71 If business calls, or crowded courts invite,
72 Th' unblemish'd statesman seems to strike my sight;
73 If in the stage I seek to sooth my care,
74 I meet his soul which breathes in Cato there;
75 If pensive to the rural shades I rove,
76 His shape o'ertakes me in the lonely grove:[Page 25]
77 'Twas there of just and good he reason'd strong,
78 Clear'd some great truth, or rais'd some serious song;
79 There patient show'd us the wise course to steer,
80 A candid censor and a friend sincere;
81 There taught us how to live; and (oh! too high
82 The price for knowledge) taught us how to die.
83 Thou hill, whose brow the antique structures grace,
84 Rear'd by bold chiefs of Warwick's noble race,
85 Why, once so lov'd, when-e'er thy bower appears,
86 O'er my dim eye-balls glance the sudden tears!
87 How sweet were once thy prospects fresh and fair,
88 Thy sloping walks and unpolluted air!
89 How sweet the glooms beneath thy aged trees,
90 Thy noon-tide shadow, and the evening breeze!
91 His image thy forsaken bowers restore;
92 Thy walks and airy prospects charm no more;
93 No more the summer in thy glooms allay'd,
94 Thy evening breezes, and thy noon-day shade.
95 From other ills, however fortune frown'd,
96 Some refuge in the Muse's art I found;
97 Reluctant now I touch the trembling string,
98 Bereft of him, who taught me how to sing;
99 And these sad accents, murmur'd o'er his urn,
100 Betray that absence they attempt to mourn.
101 Oh! must I then (now fresh my bosom bleeds,
102 And Craggs in death to Addison succeeds)
103 The verse, begun to one lost friend prolong,
104 And weep a second in th' unfinish'd song!
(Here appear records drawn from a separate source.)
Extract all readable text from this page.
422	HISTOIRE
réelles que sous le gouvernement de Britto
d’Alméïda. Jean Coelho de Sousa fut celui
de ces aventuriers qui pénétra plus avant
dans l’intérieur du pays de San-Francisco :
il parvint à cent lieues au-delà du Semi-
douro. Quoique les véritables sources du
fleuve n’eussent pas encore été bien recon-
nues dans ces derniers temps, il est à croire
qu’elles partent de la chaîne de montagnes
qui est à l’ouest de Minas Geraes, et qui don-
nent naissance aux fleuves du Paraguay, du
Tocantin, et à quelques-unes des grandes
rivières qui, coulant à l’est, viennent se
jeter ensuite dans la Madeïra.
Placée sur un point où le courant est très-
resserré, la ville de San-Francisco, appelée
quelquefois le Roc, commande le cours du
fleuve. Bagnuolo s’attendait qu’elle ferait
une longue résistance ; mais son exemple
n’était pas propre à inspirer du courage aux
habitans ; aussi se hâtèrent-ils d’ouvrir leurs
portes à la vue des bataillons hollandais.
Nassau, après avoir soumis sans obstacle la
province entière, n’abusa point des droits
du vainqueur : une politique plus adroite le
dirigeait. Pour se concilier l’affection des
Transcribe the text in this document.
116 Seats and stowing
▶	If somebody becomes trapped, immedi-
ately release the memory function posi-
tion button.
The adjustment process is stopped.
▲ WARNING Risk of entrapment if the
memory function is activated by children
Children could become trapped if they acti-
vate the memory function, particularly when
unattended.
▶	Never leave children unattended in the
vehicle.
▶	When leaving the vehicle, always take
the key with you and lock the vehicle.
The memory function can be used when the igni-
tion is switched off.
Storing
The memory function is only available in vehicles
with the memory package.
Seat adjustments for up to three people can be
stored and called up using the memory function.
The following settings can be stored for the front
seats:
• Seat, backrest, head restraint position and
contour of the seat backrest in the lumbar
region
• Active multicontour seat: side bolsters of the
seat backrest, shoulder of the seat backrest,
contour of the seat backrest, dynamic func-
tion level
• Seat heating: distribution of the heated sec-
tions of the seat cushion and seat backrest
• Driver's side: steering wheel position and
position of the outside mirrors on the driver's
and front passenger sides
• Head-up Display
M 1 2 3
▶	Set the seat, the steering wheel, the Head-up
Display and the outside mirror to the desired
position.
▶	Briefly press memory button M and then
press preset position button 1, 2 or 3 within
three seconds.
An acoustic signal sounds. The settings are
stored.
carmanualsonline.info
105 These words divine, which, on his death-bed laid,
106 To thee, O Craggs, th' expiring sage convey'd,
107 Great, but ill-omen'd monument of fame,
108 Nor he surviv'd to give, nor thou to claim.
109 Swift after him thy social spirit flies,
110 And close to his, how soon! thy coffin lies.
111 Blest pair! whose union future bards shall tell
112 In future tongues: each other's boast! farewel.
113 Farewel! whom join'd in fame, in friendship try'd,
114 No chance could sever, nor the grave divide.